Basic analogies¶
CUDA thread ↔ OpenCL work-item
CUDA thread block / CTA ↔ OpenCL work-group
CUDA warp ↔ OpenCL sub-group
CUDA SM (Streaming Multiprocessor) ↔ OpenCL compute unit (CU)
CUDA shared memory ↔ OpenCL local memory
CUDA grid ↔ OpenCL NDRangeTensor Cores¶
Tensor Core is a specialized matrix math unit inside the SM similar to ALU. It very efficiently does:
Matrix multiply / fused multiply-accumulate on small tiles
Common datatypes: FP16, BF16, TF32, INT8, etc. (depends on GPU generation) Think of tensor cores as a specialized ALU. Instructions can be run at once on a tile. The downside is they are not general like ALU and hence support mostly matrix multiply, add ops.
When a MMA operation is encountered in a kernel:
Threads (warps) are running on an SM.
The SM’s scheduler issues a tensor-math instruction.
The Tensor Cores perform the matrix operation.
Results go back to registers / shared memory under the SM’s control.
Asynchronous Copying¶
In the case of asynchronous copy which newer Nvidia gpus provide, the kernel asks the hardware to start copying a rectangular block of a matrix from global memory into on-chip shared memory, and the kernel can keep doing other work while that copy is in flight—then later it synchronizes (waits) before using the data.
“Asynchronous” means:
the instruction initiates the copy and returns immediately,
the data may not be available in shared memory yet,
you later do a wait/barrier before reading that shared memory.
This enables overlap (pipelining):
while you compute on tile k already in shared memory,
the hardware is copying tile k+1 into another shared-memory buffer.
This is exactly the classic double-buffering / software pipeline pattern.
New features mostly on SM90 and SM100 arch¶
Thread-Block Clusters: A team of work-groups that are forced to run close together and can coordinate. A small number of blocks can cooperate more like a “super work-group.” Within a cluster, a block can read/write/atomic into another block’s shared memory. NVIDIA calls this Distributed Shared Memory. Tensor Memory Accelerator (TMA) is an async copy engine that can move tensor-shaped data between global ↔ shared, and even between shared memory regions of different SMs in the same cluster. Hence the main benefit of clusters is sharing each others local memory.
CTA pairs (Blackwell/SM100) = “two work-groups inside a cluster that are paired so tightly the hardware treats them like one bigger matrix-multiply unit for certain instructions.” Pairs can only be 2 ctas but can cordinate on memory as well as compute. Two CTAs inside the same cluster that are scheduled “on the same or adjacent SMs” and can coordinate more deeply—specifically for tensor-core work(MMAs). They can:
The two CTAs can execute tensor core instructions cooperatively, and
they can access extra Tensor Memory (TMEM) of both CTAs in the pair.

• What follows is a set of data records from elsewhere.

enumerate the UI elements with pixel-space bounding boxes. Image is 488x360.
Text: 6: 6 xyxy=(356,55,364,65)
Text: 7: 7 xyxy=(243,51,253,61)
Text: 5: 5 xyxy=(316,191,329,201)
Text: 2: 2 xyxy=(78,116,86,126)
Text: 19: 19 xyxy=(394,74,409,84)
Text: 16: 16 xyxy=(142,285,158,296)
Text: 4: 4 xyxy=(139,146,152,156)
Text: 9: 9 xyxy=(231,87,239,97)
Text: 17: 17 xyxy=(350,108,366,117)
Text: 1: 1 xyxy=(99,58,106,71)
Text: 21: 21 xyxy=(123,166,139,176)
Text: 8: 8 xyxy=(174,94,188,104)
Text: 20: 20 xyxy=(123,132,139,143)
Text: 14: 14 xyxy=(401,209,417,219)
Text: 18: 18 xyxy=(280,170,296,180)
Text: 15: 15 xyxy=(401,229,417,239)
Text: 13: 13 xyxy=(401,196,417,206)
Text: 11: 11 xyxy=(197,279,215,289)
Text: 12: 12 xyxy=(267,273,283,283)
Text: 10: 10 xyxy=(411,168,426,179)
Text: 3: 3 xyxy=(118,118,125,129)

Barriers exists across CTAs and pairs for synchronization.
Multicast¶
Suppose multiple(4 in our case) different work groups have to load (or send) the same data.
Without multicast: each work-group issues its own global→shared copy of that tile. That’s 4 separate requests and extra traffic.
With multicast: one “multicast” copy operation fetches the tile and writes it into the shared memory of multiple CTAs in a cluster in one operation (hardware-managed fan-out). This is explicitly called TMA multicast in Hopper/Blackwell cluster GEMM discussions
Advantage:
Memory bandwidth as well as copy instructions are saved.
Requirements:
This multicast behavior is tied to Thread Block Clusters which are scheduled nearby and can access each others shared memory.
When work-items in the same SIMD execution group (warp/sub-group) access consecutive global addresses, the hardware combines those per-lane loads/stores into fewer, larger memory transactions. This is memory coalescing which is different from multicast which reduces redundant global-memory traffic by distributing one fetch to multiple in cluster CTAs/work-groups. The CTAs has to be part of cluster.
Nvidia terms:¶
Prologue: Load next tiles of A and B from global
Compute MMA on tensor cores
Epilogue: Store results back to global (optionally with extra math)
SM90 vs SM100¶
SM90 keeps accumulators in per-thread registers; SM100 keeps accumulators in a CTA-owned TMEM tile. SM90 doesnt have TMEM. SM100 cant have input in TMEM. Only can you keep intermediate results of tensor operations in TMEM. TMEM has more restrictions than local memory. The benefit of TMEM is fast memory for intermediate results of compute which helps free registers leading to higher block size/ work group size. TMEM is for tensor cores (not general purpose) and can be used nu one CTA or CTA pair.